For Christians, the film offers several disturbing, challenging, and honest portraits. We see the awe-inspiring Duke Chapel built with tobacco money. From all over Durham, one can sees its heavenly oriented spires. Yet it was also built as a mausoleum of the Washington Duke and James B. Duke. Other images include tobacco farmers whose fields surround their places of worship. One devout farmer expresses both his and his pastor's discomfort with the subject. For Southerners, particularly North Carolinians, we have long struggled with the collision of the addictions of a tobacco economy and the potential liberations of Jesus' gospel. McElwee editing of church services, gospel music backgrounds, and scenes of addiction or disease related to cancer probes this comfort and challenges our historical silence. My rural Baptist upbringing often came to mind as I watched. I have vivid memories of strong moral judgments on dancing, alcohol, divorce, and contemporary music made by cigarette smoking Deacons.
But the film's theme transcended even the moral dilemma of tobacco. McElwee expresses a deep love for North Carolina and its beauties.

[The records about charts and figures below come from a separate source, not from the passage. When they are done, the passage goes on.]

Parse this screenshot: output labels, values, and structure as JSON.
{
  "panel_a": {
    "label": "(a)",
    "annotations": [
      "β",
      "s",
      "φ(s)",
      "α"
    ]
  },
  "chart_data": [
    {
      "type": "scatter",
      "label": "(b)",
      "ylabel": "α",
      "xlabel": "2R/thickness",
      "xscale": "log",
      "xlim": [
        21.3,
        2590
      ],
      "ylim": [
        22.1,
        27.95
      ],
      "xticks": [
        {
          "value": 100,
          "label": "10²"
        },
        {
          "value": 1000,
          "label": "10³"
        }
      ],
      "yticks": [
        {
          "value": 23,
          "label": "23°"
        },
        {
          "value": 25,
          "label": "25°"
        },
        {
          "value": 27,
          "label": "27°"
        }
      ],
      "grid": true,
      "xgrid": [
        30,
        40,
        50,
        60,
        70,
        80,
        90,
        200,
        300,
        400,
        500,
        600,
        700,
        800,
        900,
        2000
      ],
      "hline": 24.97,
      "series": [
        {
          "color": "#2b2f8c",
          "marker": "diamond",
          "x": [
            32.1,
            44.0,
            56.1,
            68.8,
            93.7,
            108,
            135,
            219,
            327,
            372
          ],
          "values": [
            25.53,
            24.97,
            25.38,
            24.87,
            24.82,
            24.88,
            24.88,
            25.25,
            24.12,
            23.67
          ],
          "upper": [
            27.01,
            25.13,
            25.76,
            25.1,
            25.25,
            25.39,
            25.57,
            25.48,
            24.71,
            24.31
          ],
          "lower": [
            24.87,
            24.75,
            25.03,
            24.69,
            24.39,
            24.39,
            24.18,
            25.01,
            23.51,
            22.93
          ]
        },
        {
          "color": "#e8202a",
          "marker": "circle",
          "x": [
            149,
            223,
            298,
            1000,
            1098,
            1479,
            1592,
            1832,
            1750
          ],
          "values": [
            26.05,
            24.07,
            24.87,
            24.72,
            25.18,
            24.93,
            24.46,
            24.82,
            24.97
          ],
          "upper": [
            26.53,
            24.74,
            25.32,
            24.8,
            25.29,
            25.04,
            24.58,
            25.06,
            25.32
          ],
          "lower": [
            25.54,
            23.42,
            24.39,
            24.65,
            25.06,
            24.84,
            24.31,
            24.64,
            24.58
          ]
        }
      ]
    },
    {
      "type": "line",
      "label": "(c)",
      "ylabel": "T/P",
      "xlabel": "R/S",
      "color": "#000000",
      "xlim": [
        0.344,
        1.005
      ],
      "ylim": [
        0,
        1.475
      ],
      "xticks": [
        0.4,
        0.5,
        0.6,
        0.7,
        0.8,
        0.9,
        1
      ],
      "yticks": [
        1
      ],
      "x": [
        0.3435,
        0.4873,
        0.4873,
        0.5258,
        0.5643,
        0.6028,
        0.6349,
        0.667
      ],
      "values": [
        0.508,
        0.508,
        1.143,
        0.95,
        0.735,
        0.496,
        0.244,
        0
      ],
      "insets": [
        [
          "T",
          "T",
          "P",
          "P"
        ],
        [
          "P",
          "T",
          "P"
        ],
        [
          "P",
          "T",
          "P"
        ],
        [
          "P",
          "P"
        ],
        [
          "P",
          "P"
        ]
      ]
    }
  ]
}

Our mountains, beaches, and rolling hills fill the scenes of his narrative. The hospitality and warmth of our citizens are constantly evident. This film is about the search for a legacy and the painful work required to come to grips with the moral complexities of one's personal story. Our search for legacies always transcend simple portraits of good and evil. McElwee eventually realizes that the character played by the heroic Gary Cooper in Hollywood's version of "Bright Leaves" combines the traits of his great-grandfather AND James B. Duke. His exploration of family narrative does not sustain neither a villification of the Dukes nor a wistful martyrdom of his own family.
I was constantly reminded of a great Biblical narrative as I enjoyed this documentary. The Old Testament story of Jacob also explores these same themes of a stolen birthright, deceptive and unjust economic gain, and the difficult challenge of coming home in the midst of such legacies. Jacob's journeys in the Bible includes both a great flight from home and a bold, brash return. In the second half of Jacob's story, he courageously faces his legacy and travels back to Bethel, a sacred place where he encountered God but sadly did not know it. Our own confrontations with our pasts often takes this form — deception, flight, penitent insight, renewal, and courageous re-engagement with not only our own stories but God's redemptive presence in even the worst of our stories.
In "Bright Leaves," McElwee returns home and finds his own legacy. He is honest with the residuals of his family's association with tobacco and their redemptive responses to this stain. In the midst of his clever contrasts with the fates of the McElwee's and the Duke's, he explores meanings that go far beyond wealth, power, disease, and death.